Let me tell you who these people in that sanctuary were. We were a small congregation, a fellowship so small that each Wednesday in the summertime most everybody came over to our house to swim in our pond—Unitarian Wednesdays we called them. The pond was muddy, mucky, mosquito-y, full of cattails and clouds of algae and frogs and wily nipping fish—and, as it turned out, the pond was full of Unitarian Universalists, too. Every Wednesday.

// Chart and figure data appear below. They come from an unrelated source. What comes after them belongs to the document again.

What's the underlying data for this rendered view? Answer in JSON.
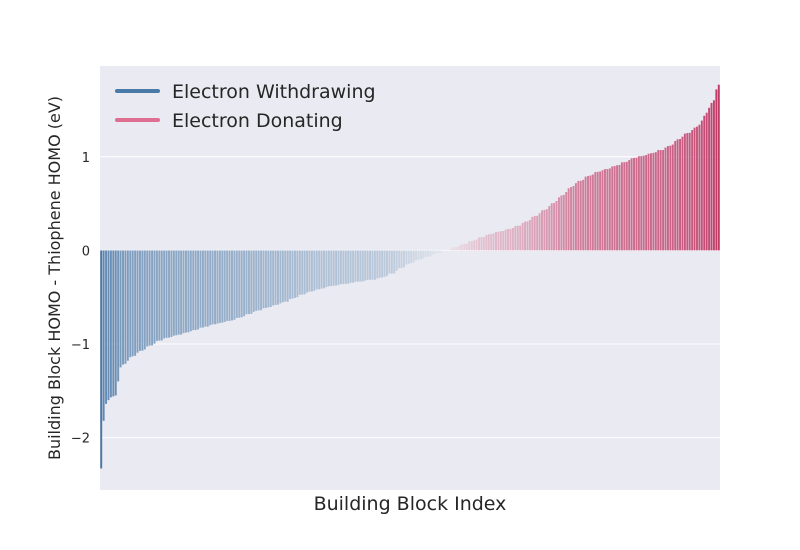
{
  "chart_data": {
    "type": "bar",
    "xlabel": "Building Block Index",
    "ylabel": "Building Block HOMO - Thiophene HOMO (eV)",
    "ylim": [
      -2.56,
      1.97
    ],
    "yticks": [
      -2,
      -1,
      0,
      1
    ],
    "ytick_labels": [
      "−2",
      "−1",
      "0",
      "1"
    ],
    "grid": true,
    "sorted": "ascending",
    "n_bars": 256,
    "anchors": [
      [
        0,
        -2.33
      ],
      [
        1,
        -1.82
      ],
      [
        2,
        -1.64
      ],
      [
        3,
        -1.6
      ],
      [
        4,
        -1.57
      ],
      [
        5,
        -1.56
      ],
      [
        6,
        -1.55
      ],
      [
        8,
        -1.25
      ],
      [
        10,
        -1.2
      ],
      [
        13,
        -1.13
      ],
      [
        18,
        -1.05
      ],
      [
        25,
        -0.95
      ],
      [
        35,
        -0.88
      ],
      [
        45,
        -0.8
      ],
      [
        55,
        -0.74
      ],
      [
        65,
        -0.64
      ],
      [
        75,
        -0.56
      ],
      [
        85,
        -0.45
      ],
      [
        95,
        -0.38
      ],
      [
        105,
        -0.34
      ],
      [
        115,
        -0.3
      ],
      [
        120,
        -0.25
      ],
      [
        125,
        -0.17
      ],
      [
        130,
        -0.11
      ],
      [
        138,
        -0.04
      ],
      [
        142,
        0.0
      ],
      [
        148,
        0.05
      ],
      [
        155,
        0.12
      ],
      [
        160,
        0.17
      ],
      [
        170,
        0.24
      ],
      [
        175,
        0.3
      ],
      [
        180,
        0.38
      ],
      [
        185,
        0.47
      ],
      [
        190,
        0.58
      ],
      [
        195,
        0.7
      ],
      [
        200,
        0.78
      ],
      [
        205,
        0.84
      ],
      [
        210,
        0.88
      ],
      [
        215,
        0.93
      ],
      [
        220,
        0.99
      ],
      [
        225,
        1.02
      ],
      [
        230,
        1.06
      ],
      [
        235,
        1.12
      ],
      [
        240,
        1.22
      ],
      [
        245,
        1.3
      ],
      [
        248,
        1.38
      ],
      [
        251,
        1.53
      ],
      [
        253,
        1.6
      ],
      [
        254,
        1.72
      ],
      [
        255,
        1.77
      ]
    ],
    "legend": {
      "placement": "top-left",
      "entries": [
        {
          "label": "Electron Withdrawing",
          "color": "#4a7ba8"
        },
        {
          "label": "Electron Donating",
          "color": "#de6e92"
        }
      ]
    },
    "colors": {
      "negative": "#4a77a6",
      "neutral": "#eeeef2",
      "positive": "#c03a66",
      "background": "#eaeaf2",
      "grid": "#ffffff"
    }
  }
}
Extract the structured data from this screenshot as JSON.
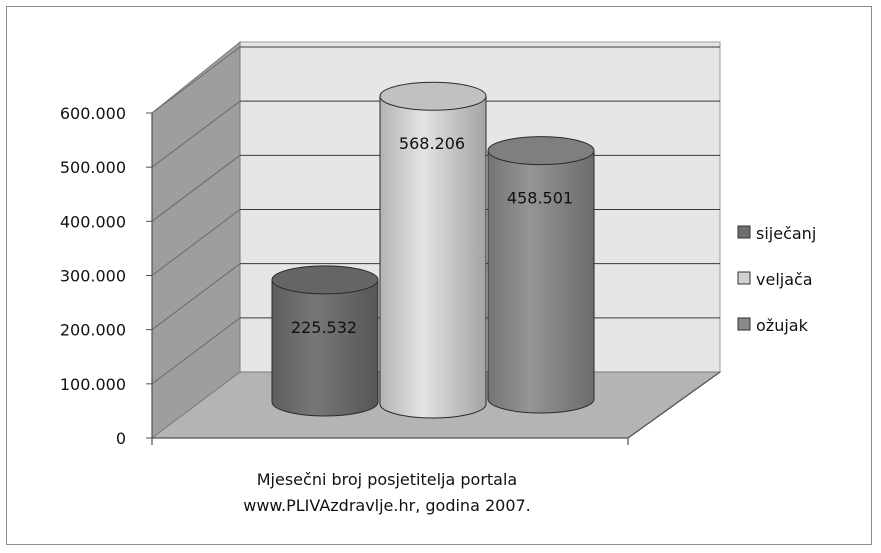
{
  "chart_data": {
    "type": "bar",
    "style": "3d-cylinder",
    "categories": [
      "Mjesečni broj posjetitelja portala www.PLIVAzdravlje.hr, godina 2007."
    ],
    "category_lines": [
      "Mjesečni broj posjetitelja portala",
      "www.PLIVAzdravlje.hr, godina 2007."
    ],
    "series": [
      {
        "name": "siječanj",
        "values": [
          225532
        ],
        "label": "225.532",
        "color": "#6e6e6e"
      },
      {
        "name": "veljača",
        "values": [
          568206
        ],
        "label": "568.206",
        "color": "#d2d2d2"
      },
      {
        "name": "ožujak",
        "values": [
          458501
        ],
        "label": "458.501",
        "color": "#8a8a8a"
      }
    ],
    "yticks": [
      "0",
      "100.000",
      "200.000",
      "300.000",
      "400.000",
      "500.000",
      "600.000"
    ],
    "ylim": [
      0,
      600000
    ],
    "grid": true,
    "legend_position": "right",
    "colors": {
      "wall_back": "#e6e6e6",
      "wall_side": "#9e9e9e",
      "floor": "#b4b4b4",
      "gridline": "#3a3a3a",
      "axis": "#505050"
    }
  }
}
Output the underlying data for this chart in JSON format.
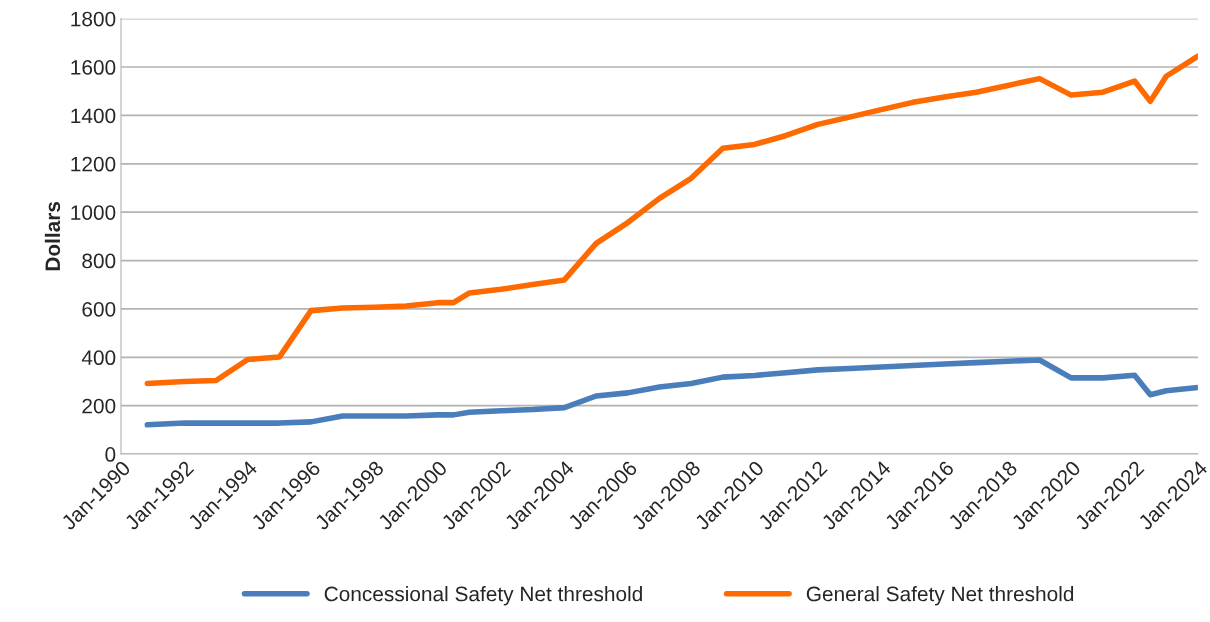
{
  "chart_data": {
    "type": "line",
    "ylabel": "Dollars",
    "x": [
      "1990-11",
      "1992-01",
      "1993-01",
      "1994-01",
      "1995-01",
      "1996-01",
      "1997-01",
      "1998-01",
      "1999-01",
      "2000-01",
      "2000-07",
      "2001-01",
      "2002-01",
      "2003-01",
      "2004-01",
      "2005-01",
      "2006-01",
      "2007-01",
      "2008-01",
      "2009-01",
      "2010-01",
      "2011-01",
      "2012-01",
      "2013-01",
      "2014-01",
      "2015-01",
      "2016-01",
      "2017-01",
      "2018-01",
      "2019-01",
      "2020-01",
      "2021-01",
      "2022-01",
      "2022-07",
      "2023-01",
      "2024-01"
    ],
    "series": [
      {
        "name": "Concessional Safety Net threshold",
        "color": "#4a7ebb",
        "values": [
          121,
          128,
          128,
          128,
          128,
          133,
          157,
          157,
          157,
          162,
          162,
          173,
          179,
          184,
          192,
          240,
          253,
          277,
          292,
          318,
          325,
          336,
          348,
          354,
          360,
          366,
          372,
          378,
          384,
          389,
          315,
          315,
          326,
          245,
          262,
          275
        ]
      },
      {
        "name": "General Safety Net threshold",
        "color": "#ff6a00",
        "values": [
          292,
          300,
          304,
          391,
          401,
          593,
          604,
          607,
          612,
          626,
          626,
          666,
          681,
          701,
          720,
          871,
          957,
          1057,
          1140,
          1264,
          1280,
          1317,
          1363,
          1393,
          1424,
          1454,
          1476,
          1496,
          1524,
          1552,
          1484,
          1496,
          1542,
          1458,
          1562,
          1645
        ]
      }
    ],
    "xlim": [
      "1990-01",
      "2024-01"
    ],
    "xticks": [
      {
        "value": "1990-01",
        "label": "Jan-1990"
      },
      {
        "value": "1992-01",
        "label": "Jan-1992"
      },
      {
        "value": "1994-01",
        "label": "Jan-1994"
      },
      {
        "value": "1996-01",
        "label": "Jan-1996"
      },
      {
        "value": "1998-01",
        "label": "Jan-1998"
      },
      {
        "value": "2000-01",
        "label": "Jan-2000"
      },
      {
        "value": "2002-01",
        "label": "Jan-2002"
      },
      {
        "value": "2004-01",
        "label": "Jan-2004"
      },
      {
        "value": "2006-01",
        "label": "Jan-2006"
      },
      {
        "value": "2008-01",
        "label": "Jan-2008"
      },
      {
        "value": "2010-01",
        "label": "Jan-2010"
      },
      {
        "value": "2012-01",
        "label": "Jan-2012"
      },
      {
        "value": "2014-01",
        "label": "Jan-2014"
      },
      {
        "value": "2016-01",
        "label": "Jan-2016"
      },
      {
        "value": "2018-01",
        "label": "Jan-2018"
      },
      {
        "value": "2020-01",
        "label": "Jan-2020"
      },
      {
        "value": "2022-01",
        "label": "Jan-2022"
      },
      {
        "value": "2024-01",
        "label": "Jan-2024"
      }
    ],
    "ylim": [
      0,
      1800
    ],
    "yticks": [
      0,
      200,
      400,
      600,
      800,
      1000,
      1200,
      1400,
      1600,
      1800
    ],
    "grid": "y",
    "legend": "bottom",
    "marker": "none",
    "line_style": "solid"
  }
}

So in my mind’s eye, when I think back to my spiritual development and those local UU heroes who helped form me, I see a collection—pretty vividly—of Unitarian Universalists, all ages and shapes and sizes, there in the pond, dripping with muck and slime, algae in their hair, mud between their toes. Those wonderful people, with their dedication to Unitarian Universalism and its community, are no different from the gathering here in this room. Minus the mud, minus the dangling algae, but otherwise no different, my friends, from you, local heros all.
I should probably use my time here at this mic for one last stab at prophecy, at wisdom, or even pithy critique, certainly at something distinguished. But it is gratitude that I feel, gratitude for you. You are the people who have fulfilled the promise of the words of dedication back when I was a baby. You have been my springboard, my comfort, my inspiration and my joy. You have kept the dedication promise, and I ask only that you keep on keeping the promises you make when you dedicate yourselves to your congregation’s babies.
I have sermons about equal marriage, and Transylvania, and forgiveness and the 4th of July, but I don’t really have a sermon for an occasion like this. I can only tell you how I feel, and what I feel is gratitude. Thank you.